A COVID-19 vaccine producer that’s based in Alberta says it will be ready to provide millions of doses and booster shots once necessary approvals have been granted.
Calgary-based Providence Therapeutics said it has wrapped up Stage 1 clinical trials and will be headed to Stage 2 by June.
CEO Brad Sorenson said with the necessary facility upgrades, the company can scale up significantly and manufacture up to 200-million doses if required.
“We’re anticipating receiving approval in Q1 of 2022, and we will have tens of millions of doses ready to go when that approval arrives,” he said. “As soon as that approval happens, we’re going to be able to distribute those doses.”
Sorenson said the company is speaking to both provincial and federal government officials about procurement of its product, however, no formal contracts have been signed. He said the company is currently in negotiations for sub-licensing in other countries and for providing 2022 booster doses.
“From a licensing perspective, we’re talking to countries that have the capacity to do this, so that would include countries like India, China… We’ve received calls from a couple of European… countries,” he said.
“The question is whether Canada wants those doses or whether we should sell them to other countries that are knocking on our door right now.”
Sorenson recently spoke to the House of Commons’ standing committee on international trade, seeking a commitment from the government for its vaccines.
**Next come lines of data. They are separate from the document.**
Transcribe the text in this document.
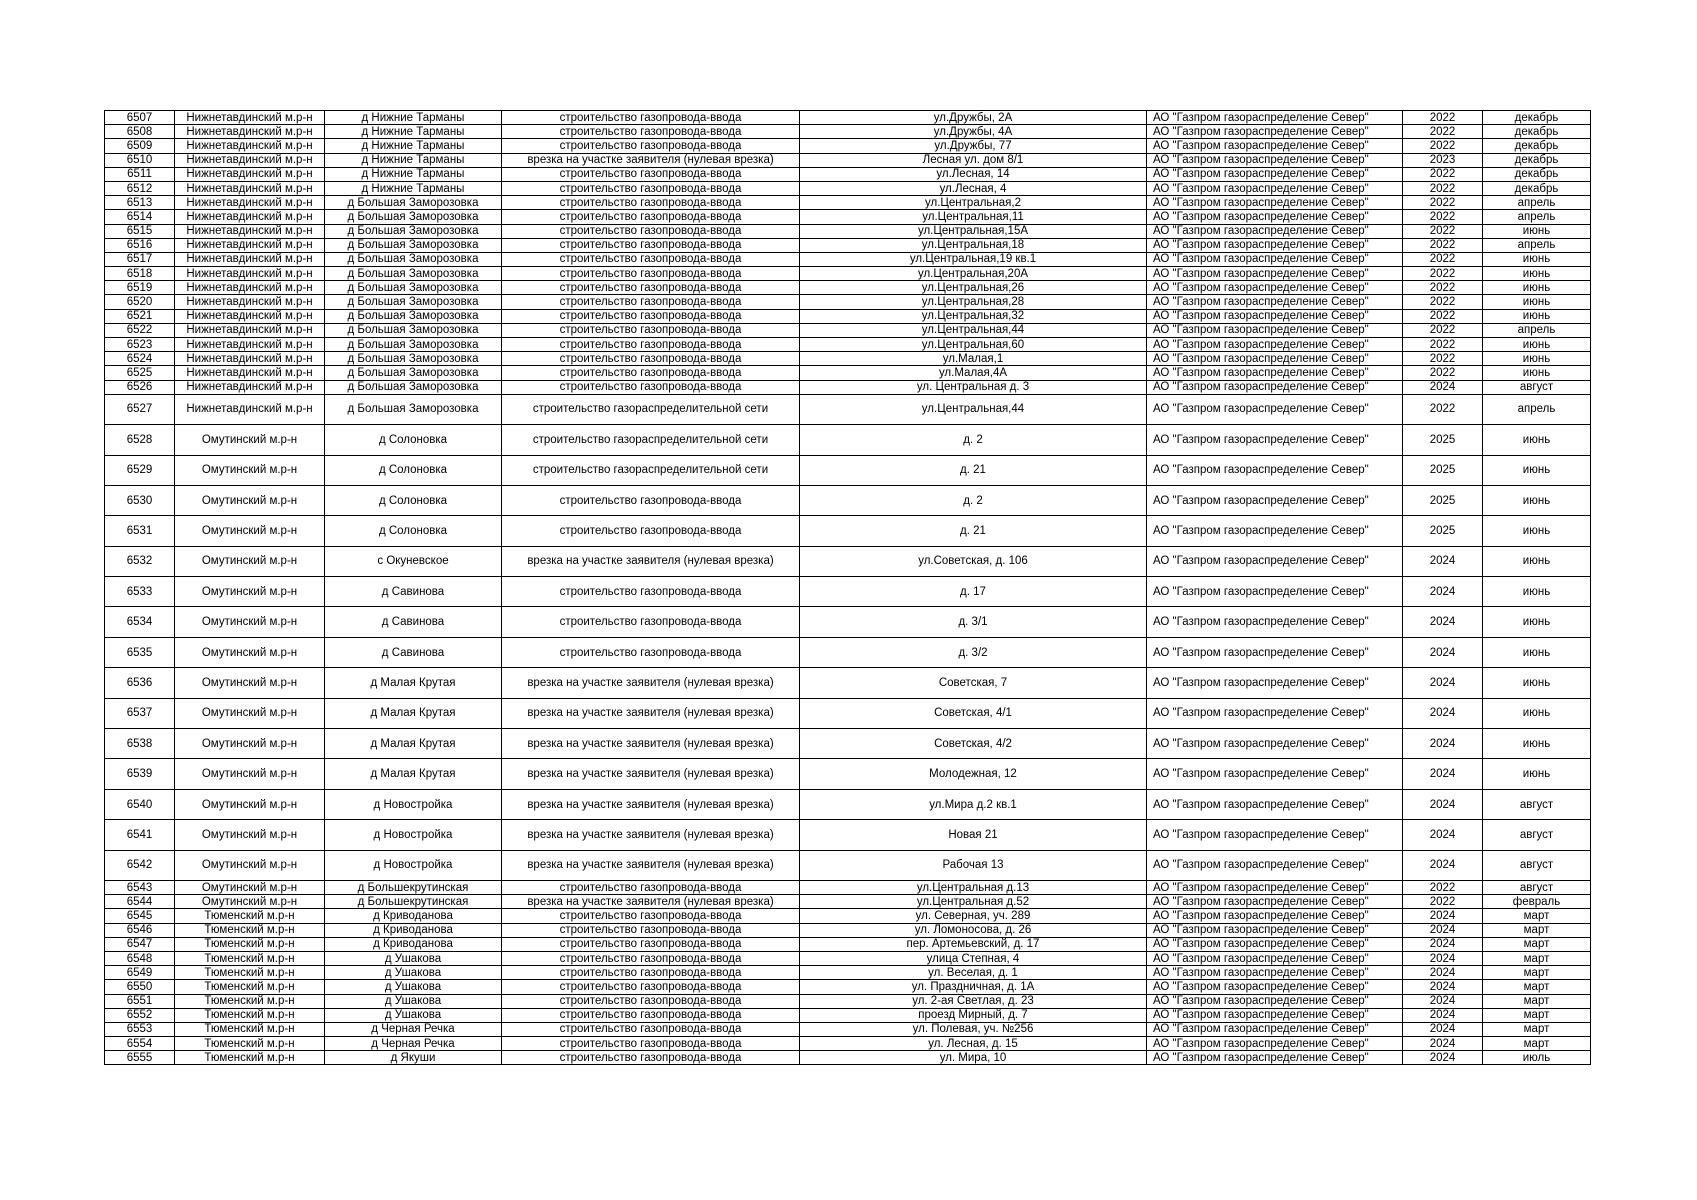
6507	Нижнетавдинский м.р-н	д Нижние Тарманы	строительство газопровода-ввода	ул.Дружбы, 2А	АО "Газпром газораспределение Север"	2022	декабрь
6508	Нижнетавдинский м.р-н	д Нижние Тарманы	строительство газопровода-ввода	ул.Дружбы, 4А	АО "Газпром газораспределение Север"	2022	декабрь
6509	Нижнетавдинский м.р-н	д Нижние Тарманы	строительство газопровода-ввода	ул.Дружбы, 77	АО "Газпром газораспределение Север"	2022	декабрь
6510	Нижнетавдинский м.р-н	д Нижние Тарманы	врезка на участке заявителя (нулевая врезка)	Лесная ул. дом 8/1	АО "Газпром газораспределение Север"	2023	декабрь
6511	Нижнетавдинский м.р-н	д Нижние Тарманы	строительство газопровода-ввода	ул.Лесная, 14	АО "Газпром газораспределение Север"	2022	декабрь
6512	Нижнетавдинский м.р-н	д Нижние Тарманы	строительство газопровода-ввода	ул.Лесная, 4	АО "Газпром газораспределение Север"	2022	декабрь
6513	Нижнетавдинский м.р-н	д Большая Заморозовка	строительство газопровода-ввода	ул.Центральная,2	АО "Газпром газораспределение Север"	2022	апрель
6514	Нижнетавдинский м.р-н	д Большая Заморозовка	строительство газопровода-ввода	ул.Центральная,11	АО "Газпром газораспределение Север"	2022	апрель
6515	Нижнетавдинский м.р-н	д Большая Заморозовка	строительство газопровода-ввода	ул.Центральная,15А	АО "Газпром газораспределение Север"	2022	июнь
6516	Нижнетавдинский м.р-н	д Большая Заморозовка	строительство газопровода-ввода	ул.Центральная,18	АО "Газпром газораспределение Север"	2022	апрель
6517	Нижнетавдинский м.р-н	д Большая Заморозовка	строительство газопровода-ввода	ул.Центральная,19 кв.1	АО "Газпром газораспределение Север"	2022	июнь
6518	Нижнетавдинский м.р-н	д Большая Заморозовка	строительство газопровода-ввода	ул.Центральная,20А	АО "Газпром газораспределение Север"	2022	июнь
6519	Нижнетавдинский м.р-н	д Большая Заморозовка	строительство газопровода-ввода	ул.Центральная,26	АО "Газпром газораспределение Север"	2022	июнь
6520	Нижнетавдинский м.р-н	д Большая Заморозовка	строительство газопровода-ввода	ул.Центральная,28	АО "Газпром газораспределение Север"	2022	июнь
6521	Нижнетавдинский м.р-н	д Большая Заморозовка	строительство газопровода-ввода	ул.Центральная,32	АО "Газпром газораспределение Север"	2022	июнь
6522	Нижнетавдинский м.р-н	д Большая Заморозовка	строительство газопровода-ввода	ул.Центральная,44	АО "Газпром газораспределение Север"	2022	апрель
6523	Нижнетавдинский м.р-н	д Большая Заморозовка	строительство газопровода-ввода	ул.Центральная,60	АО "Газпром газораспределение Север"	2022	июнь
6524	Нижнетавдинский м.р-н	д Большая Заморозовка	строительство газопровода-ввода	ул.Малая,1	АО "Газпром газораспределение Север"	2022	июнь
6525	Нижнетавдинский м.р-н	д Большая Заморозовка	строительство газопровода-ввода	ул.Малая,4А	АО "Газпром газораспределение Север"	2022	июнь
6526	Нижнетавдинский м.р-н	д Большая Заморозовка	строительство газопровода-ввода	ул. Центральная д. 3	АО "Газпром газораспределение Север"	2024	август
6527	Нижнетавдинский м.р-н	д Большая Заморозовка	строительство газораспределительной сети	ул.Центральная,44	АО "Газпром газораспределение Север"	2022	апрель
6528	Омутинский м.р-н	д Солоновка	строительство газораспределительной сети	д. 2	АО "Газпром газораспределение Север"	2025	июнь
6529	Омутинский м.р-н	д Солоновка	строительство газораспределительной сети	д. 21	АО "Газпром газораспределение Север"	2025	июнь
6530	Омутинский м.р-н	д Солоновка	строительство газопровода-ввода	д. 2	АО "Газпром газораспределение Север"	2025	июнь
6531	Омутинский м.р-н	д Солоновка	строительство газопровода-ввода	д. 21	АО "Газпром газораспределение Север"	2025	июнь
6532	Омутинский м.р-н	с Окуневское	врезка на участке заявителя (нулевая врезка)	ул.Советская, д. 106	АО "Газпром газораспределение Север"	2024	июнь
6533	Омутинский м.р-н	д Савинова	строительство газопровода-ввода	д. 17	АО "Газпром газораспределение Север"	2024	июнь
6534	Омутинский м.р-н	д Савинова	строительство газопровода-ввода	д. 3/1	АО "Газпром газораспределение Север"	2024	июнь
6535	Омутинский м.р-н	д Савинова	строительство газопровода-ввода	д. 3/2	АО "Газпром газораспределение Север"	2024	июнь
6536	Омутинский м.р-н	д Малая Крутая	врезка на участке заявителя (нулевая врезка)	Советская, 7	АО "Газпром газораспределение Север"	2024	июнь
6537	Омутинский м.р-н	д Малая Крутая	врезка на участке заявителя (нулевая врезка)	Советская, 4/1	АО "Газпром газораспределение Север"	2024	июнь
6538	Омутинский м.р-н	д Малая Крутая	врезка на участке заявителя (нулевая врезка)	Советская, 4/2	АО "Газпром газораспределение Север"	2024	июнь
6539	Омутинский м.р-н	д Малая Крутая	врезка на участке заявителя (нулевая врезка)	Молодежная, 12	АО "Газпром газораспределение Север"	2024	июнь
6540	Омутинский м.р-н	д Новостройка	врезка на участке заявителя (нулевая врезка)	ул.Мира д.2 кв.1	АО "Газпром газораспределение Север"	2024	август
6541	Омутинский м.р-н	д Новостройка	врезка на участке заявителя (нулевая врезка)	Новая 21	АО "Газпром газораспределение Север"	2024	август
6542	Омутинский м.р-н	д Новостройка	врезка на участке заявителя (нулевая врезка)	Рабочая 13	АО "Газпром газораспределение Север"	2024	август
6543	Омутинский м.р-н	д Большекрутинская	строительство газопровода-ввода	ул.Центральная д.13	АО "Газпром газораспределение Север"	2022	август
6544	Омутинский м.р-н	д Большекрутинская	врезка на участке заявителя (нулевая врезка)	ул.Центральная д.52	АО "Газпром газораспределение Север"	2022	февраль
6545	Тюменский м.р-н	д Криводанова	строительство газопровода-ввода	ул. Северная, уч. 289	АО "Газпром газораспределение Север"	2024	март
6546	Тюменский м.р-н	д Криводанова	строительство газопровода-ввода	ул. Ломоносова, д. 26	АО "Газпром газораспределение Север"	2024	март
6547	Тюменский м.р-н	д Криводанова	строительство газопровода-ввода	пер. Артемьевский, д. 17	АО "Газпром газораспределение Север"	2024	март
6548	Тюменский м.р-н	д Ушакова	строительство газопровода-ввода	улица Степная, 4	АО "Газпром газораспределение Север"	2024	март
6549	Тюменский м.р-н	д Ушакова	строительство газопровода-ввода	ул. Веселая, д. 1	АО "Газпром газораспределение Север"	2024	март
6550	Тюменский м.р-н	д Ушакова	строительство газопровода-ввода	ул. Праздничная, д. 1А	АО "Газпром газораспределение Север"	2024	март
6551	Тюменский м.р-н	д Ушакова	строительство газопровода-ввода	ул. 2-ая Светлая, д. 23	АО "Газпром газораспределение Север"	2024	март
6552	Тюменский м.р-н	д Ушакова	строительство газопровода-ввода	проезд Мирный, д. 7	АО "Газпром газораспределение Север"	2024	март
6553	Тюменский м.р-н	д Черная Речка	строительство газопровода-ввода	ул. Полевая, уч. №256	АО "Газпром газораспределение Север"	2024	март
6554	Тюменский м.р-н	д Черная Речка	строительство газопровода-ввода	ул. Лесная, д. 15	АО "Газпром газораспределение Север"	2024	март
6555	Тюменский м.р-н	д Якуши	строительство газопровода-ввода	ул. Мира, 10	АО "Газпром газораспределение Север"	2024	июль
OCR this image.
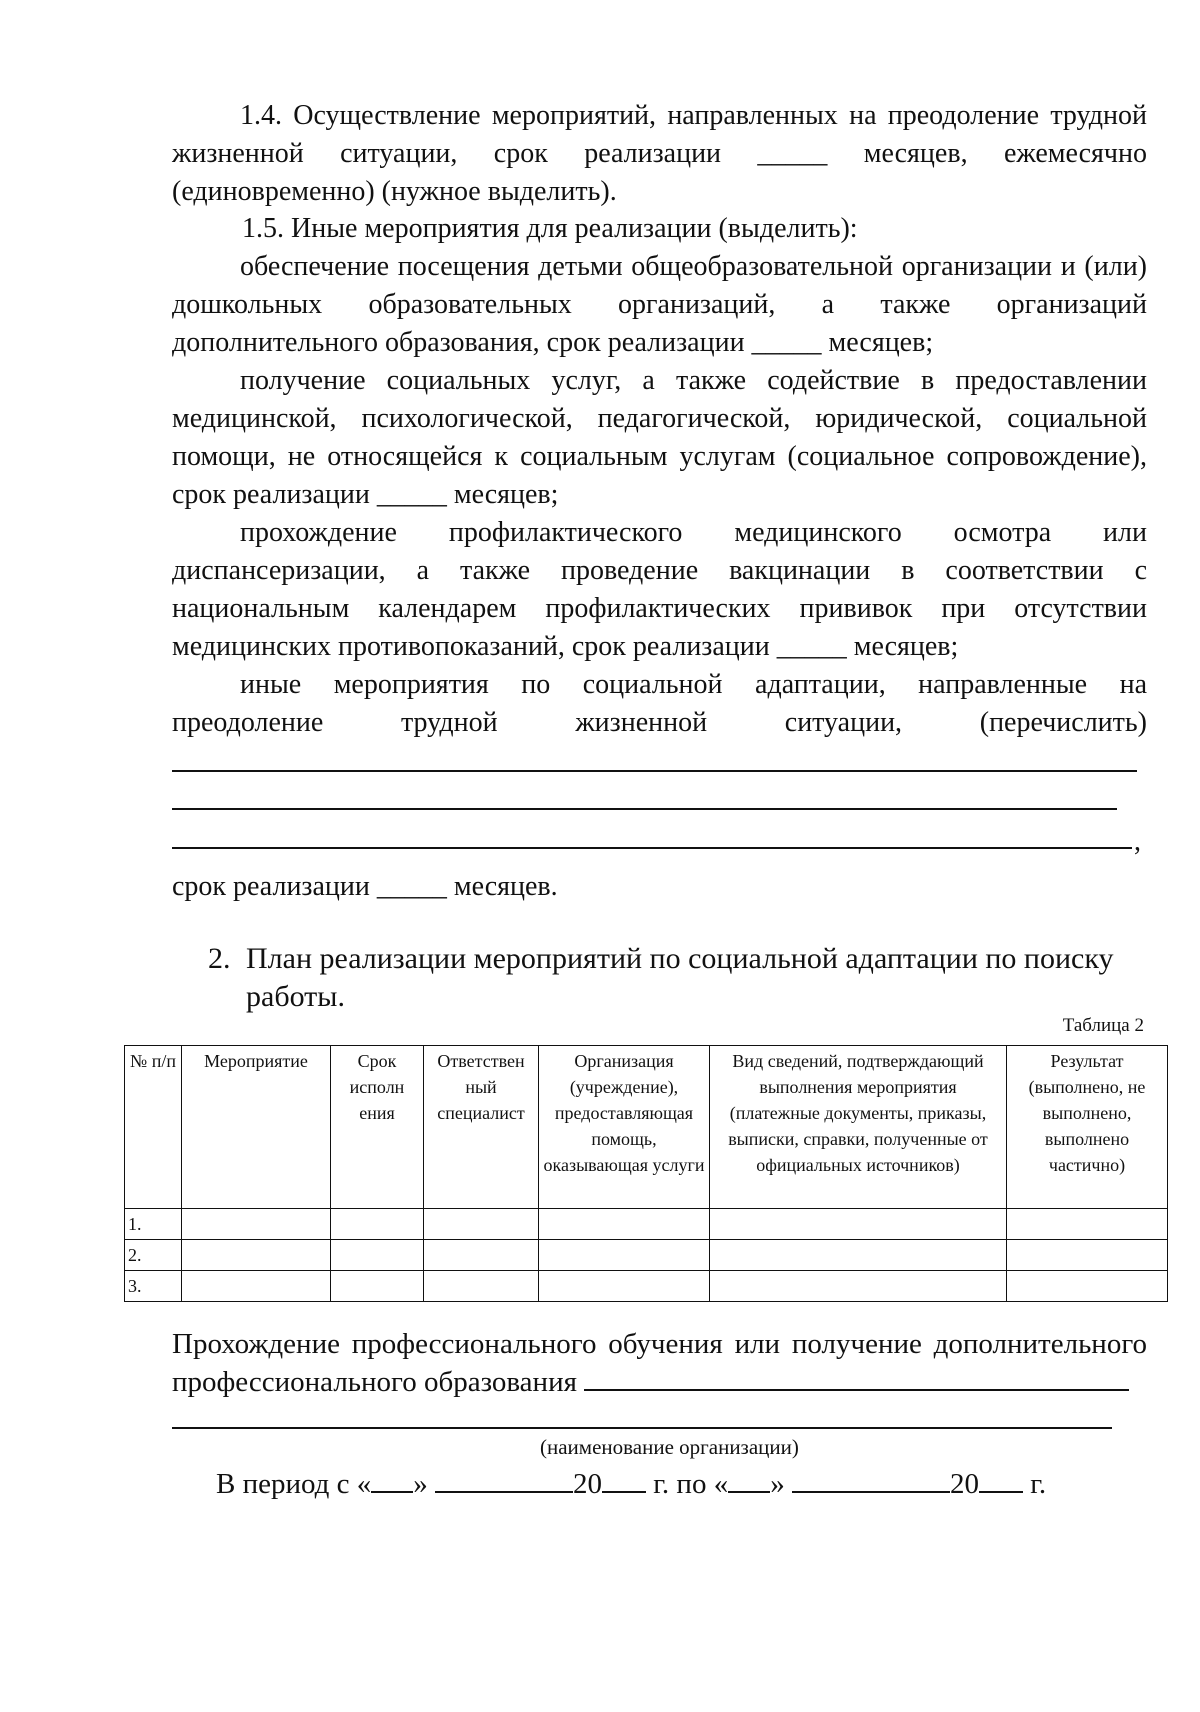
1.4. Осуществление мероприятий, направленных на преодоление трудной жизненной ситуации, срок реализации _____ месяцев, ежемесячно (единовременно) (нужное выделить).
1.5. Иные мероприятия для реализации (выделить):
обеспечение посещения детьми общеобразовательной организации и (или) дошкольных образовательных организаций, а также организаций дополнительного образования, срок реализации _____ месяцев;
получение социальных услуг, а также содействие в предоставлении медицинской, психологической, педагогической, юридической, социальной помощи, не относящейся к социальным услугам (социальное сопровождение), срок реализации _____ месяцев;
прохождение профилактического медицинского осмотра или диспансеризации, а также проведение вакцинации в соответствии с национальным календарем профилактических прививок при отсутствии медицинских противопоказаний, срок реализации _____ месяцев;
иные мероприятия по социальной адаптации, направленные на преодоление трудной жизненной ситуации, (перечислить)
,
срок реализации _____ месяцев.
2. План реализации мероприятий по социальной адаптации по поиску
работы.
Таблица 2
№ п/п	Мероприятие	Срок исполн ения	Ответствен ный специалист	Организация (учреждение), предоставляющая помощь, оказывающая услуги	Вид сведений, подтверждающий выполнения мероприятия (платежные документы, приказы, выписки, справки, полученные от официальных источников)	Результат (выполнено, не выполнено, выполнено частично)
1.						
2.						
3.						
Прохождение профессионального обучения или получение дополнительного профессионального образования
(наименование организации)
В период с « »	20 г. по « »	20 г.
“What I communicated to the government of Canada is that… if the government of Canada wants us to make 30-million doses, we would need effectively $4 a dose up front in order to cover the costs — the material costs that we need to do in advance,” he said. “If we’re doing 30-million doses, that would be $120 million (required up front).
“It’s whatever their needs are. We’re happy to meet those needs. But that gives you the scope.
“We said, ‘What do you guys need? And how much capacity do you want us to hold back for Canada?’ Because we’re going to sell that capacity to other countries if Canada doesn’t want it.”
Throughout the pandemic, vaccine procurement has been a major issue. Canada’s lack of supports for domestic vaccine manufacturing forced it to rely on vaccines from other countries, and as other countries received priority, that meant delays for Canada.
With COVID-19 variants continuing to grip the nation, companies like Edmonton-based Entos Pharmaceuticals are also looking at delivery of its vaccine, and preparing for booster shots required in the future.
“I think hindsight is 2020,” said John Lewis, the company’s CEO. “I think if we look at countries that have successfully vaccinated their populations, did invest early and substantially in vaccine development and manufacturing, I think Canada could be a lot farther ahead if we’d maybe made some more substantial investments.
“It’s becoming very apparent that the pandemic isn’t going to go away quickly, especially with these emerging variants that can spread more easily and are potentially more deadly. We may be looking at yearly boosters to protect against the variants that emerge.
“With the timeline we have, if everything goes well, we should be ready to file for emergency-use authorization by the end of the year.”
Vaccine manufacturing is incredibly expensive and requires massive capital. According to Lewis, from discovery to the end of Phase 3, the cost is in the range of $350 million to $450 million.
Lewis, who is also a University of Alberta researcher, said Entos has received funding from the National Research Council and through the Canadian Institutes of Health Research and the funding will carry them through Phase 2. They will require more money as they move ahead to Phase 3.
Earlier this year, the Alberta government called on proposals from companies interested in vaccine development and manufacturing as officials sought to strengthen domestic vaccine manufacturing supply.
Both Entos and Providence have applied to the Alberta government for funding. They are among more than a dozen other organizations — both domestic and international — to have done so, according to Jobs, Economy and Innovation Minister Doug Schweitzer.
“We received 17 proposals from companies,” he said.
“We’re currently conducting due diligence. Longer term, we want to make sure we look at this in the same way that you would at national security.”
No specific dollar amount has been attached to the program as officials said they’re “waiting to see what the proposals are and what is needed.” They added that there are $1.2 billion in contingencies in the budget for health and another $500 million for economic contingencies that could be used as well.
“As far as timing goes, right now, we’re conducting that due diligence rapidly,” Schweitzer said Thursday.
“We want to make sure that we’re ready if booster shots are needed in the future. We want to make sure that we’re ready to move as quickly as we can.”
A proposal report to cabinet is expected sometime by summer and depending on the proposals selected, the government will move to the next step.
That timeline is less than ideal, according to Sorenson, who is hoping the Alberta government can push up the date.
“We’ve put in (a) proposal into the Alberta government,” he said. “I hope that there’s some way that they can… accelerate that.
“That’s a very long time while we’re in the middle of a pandemic.”
Providence Therapeutics has signed on to a deal with Manitoba to provide two-million doses of its COVID-19 vaccine.